There is only one legitimate reason for putting any man or woman on the payroll, namely, that he or she is well fitted to perform the tasks assigned, will perform them contentedly and happily and, therefore, be a valuable asset to the concern. But with foremen, superintendents, and other minor executives selecting employees, for any reason and every reason except the legitimate reason, it is small wonder that employees grow discontented and leave, are demoralized and incompetent so that they are discharged. For these reasons it is an unusual organization which does not turn over its entire working force every year. The average of the concerns we have investigated shows much more frequent turnover than this.
Under these circumstances, it should be easy to understand why our efficiency engineers and scientific management experts find the average organization only 25 per cent efficient. And this is not the only trouble we make for ourselves as the result of unscientific selection in the rank and file.
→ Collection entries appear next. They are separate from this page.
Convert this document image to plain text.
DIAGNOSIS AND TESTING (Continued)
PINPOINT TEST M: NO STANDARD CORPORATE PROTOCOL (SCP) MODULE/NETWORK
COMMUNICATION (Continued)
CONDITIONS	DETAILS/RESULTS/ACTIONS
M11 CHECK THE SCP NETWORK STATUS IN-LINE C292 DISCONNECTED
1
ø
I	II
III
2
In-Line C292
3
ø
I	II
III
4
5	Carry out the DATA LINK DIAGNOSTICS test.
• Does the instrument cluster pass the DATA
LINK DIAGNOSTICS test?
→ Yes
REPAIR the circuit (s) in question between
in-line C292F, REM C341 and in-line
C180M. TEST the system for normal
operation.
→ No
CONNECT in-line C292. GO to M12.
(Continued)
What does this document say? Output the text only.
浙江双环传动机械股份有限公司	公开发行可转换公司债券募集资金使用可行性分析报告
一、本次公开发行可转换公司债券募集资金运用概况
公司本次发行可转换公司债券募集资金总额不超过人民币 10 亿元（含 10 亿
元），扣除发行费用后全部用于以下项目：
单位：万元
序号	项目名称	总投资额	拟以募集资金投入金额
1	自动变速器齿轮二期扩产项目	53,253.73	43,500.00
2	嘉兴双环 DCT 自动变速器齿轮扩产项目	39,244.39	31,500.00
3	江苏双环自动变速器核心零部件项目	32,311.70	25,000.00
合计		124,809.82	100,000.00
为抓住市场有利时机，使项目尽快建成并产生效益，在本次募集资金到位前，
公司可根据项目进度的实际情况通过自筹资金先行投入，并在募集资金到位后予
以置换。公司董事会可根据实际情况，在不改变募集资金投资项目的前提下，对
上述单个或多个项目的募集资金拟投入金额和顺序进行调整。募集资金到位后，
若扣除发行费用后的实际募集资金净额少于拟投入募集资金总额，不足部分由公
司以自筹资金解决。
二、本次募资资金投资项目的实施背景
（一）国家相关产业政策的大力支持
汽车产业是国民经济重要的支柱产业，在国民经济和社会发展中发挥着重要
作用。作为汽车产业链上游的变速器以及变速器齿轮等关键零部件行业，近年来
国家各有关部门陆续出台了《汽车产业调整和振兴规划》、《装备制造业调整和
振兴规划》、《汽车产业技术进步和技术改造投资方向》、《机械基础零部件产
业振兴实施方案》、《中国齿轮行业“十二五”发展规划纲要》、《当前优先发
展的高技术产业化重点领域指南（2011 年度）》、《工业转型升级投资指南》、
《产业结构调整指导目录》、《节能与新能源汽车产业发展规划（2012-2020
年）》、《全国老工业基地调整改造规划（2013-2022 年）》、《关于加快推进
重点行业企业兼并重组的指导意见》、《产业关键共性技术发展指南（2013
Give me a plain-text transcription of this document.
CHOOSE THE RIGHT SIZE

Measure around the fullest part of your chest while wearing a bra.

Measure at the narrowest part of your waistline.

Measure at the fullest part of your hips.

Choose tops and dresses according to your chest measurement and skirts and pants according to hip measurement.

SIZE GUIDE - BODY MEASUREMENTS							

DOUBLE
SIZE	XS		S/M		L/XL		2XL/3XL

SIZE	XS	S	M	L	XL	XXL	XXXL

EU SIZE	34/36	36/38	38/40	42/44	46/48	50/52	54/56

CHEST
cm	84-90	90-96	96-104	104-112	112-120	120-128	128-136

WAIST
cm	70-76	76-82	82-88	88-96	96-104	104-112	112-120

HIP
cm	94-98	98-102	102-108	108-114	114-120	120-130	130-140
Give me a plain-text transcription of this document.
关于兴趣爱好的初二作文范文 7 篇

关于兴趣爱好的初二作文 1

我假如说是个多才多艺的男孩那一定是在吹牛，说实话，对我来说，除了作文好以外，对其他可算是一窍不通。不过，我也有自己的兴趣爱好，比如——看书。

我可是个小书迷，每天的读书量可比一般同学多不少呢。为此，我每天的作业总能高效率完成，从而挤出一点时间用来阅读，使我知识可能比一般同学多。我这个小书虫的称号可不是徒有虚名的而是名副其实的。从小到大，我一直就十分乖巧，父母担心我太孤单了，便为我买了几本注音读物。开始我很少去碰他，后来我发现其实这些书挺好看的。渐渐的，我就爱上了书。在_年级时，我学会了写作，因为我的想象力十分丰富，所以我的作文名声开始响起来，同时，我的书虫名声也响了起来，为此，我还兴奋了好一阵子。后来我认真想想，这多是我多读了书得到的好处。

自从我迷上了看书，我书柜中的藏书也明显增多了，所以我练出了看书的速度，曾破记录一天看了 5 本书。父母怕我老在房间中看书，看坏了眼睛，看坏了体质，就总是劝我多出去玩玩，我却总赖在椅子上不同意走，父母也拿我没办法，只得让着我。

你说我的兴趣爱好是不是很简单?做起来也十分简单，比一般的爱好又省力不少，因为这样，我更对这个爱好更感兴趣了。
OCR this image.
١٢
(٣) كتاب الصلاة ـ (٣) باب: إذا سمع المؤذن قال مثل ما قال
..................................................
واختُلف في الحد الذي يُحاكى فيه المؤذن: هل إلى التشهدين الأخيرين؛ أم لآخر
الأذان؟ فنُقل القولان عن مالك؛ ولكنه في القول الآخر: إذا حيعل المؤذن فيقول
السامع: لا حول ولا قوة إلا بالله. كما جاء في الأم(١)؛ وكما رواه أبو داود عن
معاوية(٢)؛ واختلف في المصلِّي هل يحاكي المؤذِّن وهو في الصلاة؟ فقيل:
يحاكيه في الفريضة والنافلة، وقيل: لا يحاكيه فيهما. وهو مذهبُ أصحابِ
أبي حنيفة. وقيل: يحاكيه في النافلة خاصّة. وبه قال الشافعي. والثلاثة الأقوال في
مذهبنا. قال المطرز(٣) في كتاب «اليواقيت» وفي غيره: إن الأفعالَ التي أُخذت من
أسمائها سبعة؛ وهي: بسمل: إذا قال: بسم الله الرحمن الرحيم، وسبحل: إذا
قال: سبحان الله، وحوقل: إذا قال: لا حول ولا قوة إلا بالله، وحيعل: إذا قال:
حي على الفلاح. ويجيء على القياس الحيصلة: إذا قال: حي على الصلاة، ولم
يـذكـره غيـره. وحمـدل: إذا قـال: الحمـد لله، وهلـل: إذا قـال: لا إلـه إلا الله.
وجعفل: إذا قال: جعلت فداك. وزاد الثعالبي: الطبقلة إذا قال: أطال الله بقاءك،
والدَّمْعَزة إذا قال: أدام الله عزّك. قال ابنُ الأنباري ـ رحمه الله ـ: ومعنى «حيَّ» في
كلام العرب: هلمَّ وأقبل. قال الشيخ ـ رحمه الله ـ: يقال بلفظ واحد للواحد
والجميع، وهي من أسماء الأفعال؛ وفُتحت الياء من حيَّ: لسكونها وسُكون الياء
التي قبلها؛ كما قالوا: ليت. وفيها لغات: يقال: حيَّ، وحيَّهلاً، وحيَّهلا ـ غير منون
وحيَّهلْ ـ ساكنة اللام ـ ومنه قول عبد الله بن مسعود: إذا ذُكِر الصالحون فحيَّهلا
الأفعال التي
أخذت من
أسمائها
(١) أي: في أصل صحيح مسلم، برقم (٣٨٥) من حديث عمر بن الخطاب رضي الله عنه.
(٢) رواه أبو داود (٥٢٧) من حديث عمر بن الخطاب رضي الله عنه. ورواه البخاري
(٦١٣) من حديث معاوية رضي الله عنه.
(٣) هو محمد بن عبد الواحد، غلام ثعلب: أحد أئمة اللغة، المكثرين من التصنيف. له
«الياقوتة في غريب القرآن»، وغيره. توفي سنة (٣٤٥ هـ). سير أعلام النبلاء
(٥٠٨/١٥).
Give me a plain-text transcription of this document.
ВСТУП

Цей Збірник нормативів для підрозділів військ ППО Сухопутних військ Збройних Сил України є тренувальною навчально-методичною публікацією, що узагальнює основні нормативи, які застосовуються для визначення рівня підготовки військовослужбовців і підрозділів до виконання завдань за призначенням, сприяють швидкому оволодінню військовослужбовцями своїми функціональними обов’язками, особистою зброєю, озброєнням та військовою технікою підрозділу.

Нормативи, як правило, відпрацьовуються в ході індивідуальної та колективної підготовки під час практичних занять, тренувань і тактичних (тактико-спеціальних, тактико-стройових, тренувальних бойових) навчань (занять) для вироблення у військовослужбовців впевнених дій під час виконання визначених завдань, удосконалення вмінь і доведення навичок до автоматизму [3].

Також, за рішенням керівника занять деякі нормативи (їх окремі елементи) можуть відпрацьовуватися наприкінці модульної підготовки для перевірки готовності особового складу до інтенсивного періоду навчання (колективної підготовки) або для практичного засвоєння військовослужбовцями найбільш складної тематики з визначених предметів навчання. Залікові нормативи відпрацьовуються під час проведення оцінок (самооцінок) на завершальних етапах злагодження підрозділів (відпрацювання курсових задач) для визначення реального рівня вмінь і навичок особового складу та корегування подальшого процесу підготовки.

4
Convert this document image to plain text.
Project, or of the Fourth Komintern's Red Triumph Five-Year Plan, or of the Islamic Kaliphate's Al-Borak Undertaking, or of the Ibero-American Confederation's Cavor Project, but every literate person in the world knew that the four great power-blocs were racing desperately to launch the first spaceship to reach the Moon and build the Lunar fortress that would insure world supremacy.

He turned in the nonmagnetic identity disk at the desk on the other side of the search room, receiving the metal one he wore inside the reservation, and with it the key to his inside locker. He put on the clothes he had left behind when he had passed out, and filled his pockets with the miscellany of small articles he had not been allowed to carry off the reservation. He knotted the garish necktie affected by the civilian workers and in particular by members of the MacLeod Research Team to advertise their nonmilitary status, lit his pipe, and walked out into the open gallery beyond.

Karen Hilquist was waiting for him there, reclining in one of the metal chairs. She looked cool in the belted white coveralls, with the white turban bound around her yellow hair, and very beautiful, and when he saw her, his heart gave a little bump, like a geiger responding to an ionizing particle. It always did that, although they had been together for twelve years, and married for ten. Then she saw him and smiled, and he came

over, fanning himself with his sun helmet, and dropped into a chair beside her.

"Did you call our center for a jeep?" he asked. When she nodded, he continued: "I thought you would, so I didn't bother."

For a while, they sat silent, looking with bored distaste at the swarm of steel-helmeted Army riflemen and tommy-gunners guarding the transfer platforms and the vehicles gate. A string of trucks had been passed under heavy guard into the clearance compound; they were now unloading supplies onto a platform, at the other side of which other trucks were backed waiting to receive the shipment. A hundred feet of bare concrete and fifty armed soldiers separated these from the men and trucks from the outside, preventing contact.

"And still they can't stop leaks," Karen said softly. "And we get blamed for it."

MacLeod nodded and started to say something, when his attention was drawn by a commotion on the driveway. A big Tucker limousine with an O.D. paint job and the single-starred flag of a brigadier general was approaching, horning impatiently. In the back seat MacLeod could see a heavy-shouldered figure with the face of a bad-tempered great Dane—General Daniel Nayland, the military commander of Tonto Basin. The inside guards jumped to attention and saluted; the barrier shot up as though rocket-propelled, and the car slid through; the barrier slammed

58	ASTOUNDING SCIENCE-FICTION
In many cases we use no better judgment in the selection of even our highest and most responsible executives. If it is true, as has been so often stated, that a good general creates a good army and leads it to victory, and a poor general demoralizes and leads to defeat the finest and bravest army, then it is more disastrous for you to select one misfit executive than a thousand misfits for your rank and file.
In our next chapter we shall attempt to show some of the troubles which overtake a man who selects the wrong kind of executives.
THE SELECTION OF EXECUTIVES
The President and General Manager of a large manufacturing and sales company, who, for the purpose of the present narrative, shall be called Jessup, was making a trip from Chicago to New York on the Twentieth Century Limited. In the smoking room of his car he met a gentleman whose appearance and manner attracted him greatly. Acquaintanceship was a matter of course, mutual admiration followed swift upon its heels, and friendship soon began to crystallize in the association. As the train sped on through the night, the Big Executive became more and more delighted with his new-found acquaintance. The man agreed with him in many of his sentiments; belonged to the same political party; was a member of the same fraternal order; wore the same Greek letter society pin as his oldest son; and, what was, perhaps, more important, entertained what seemed to him intelligent, clean-cut, forceful, progressive ideas in regard to business.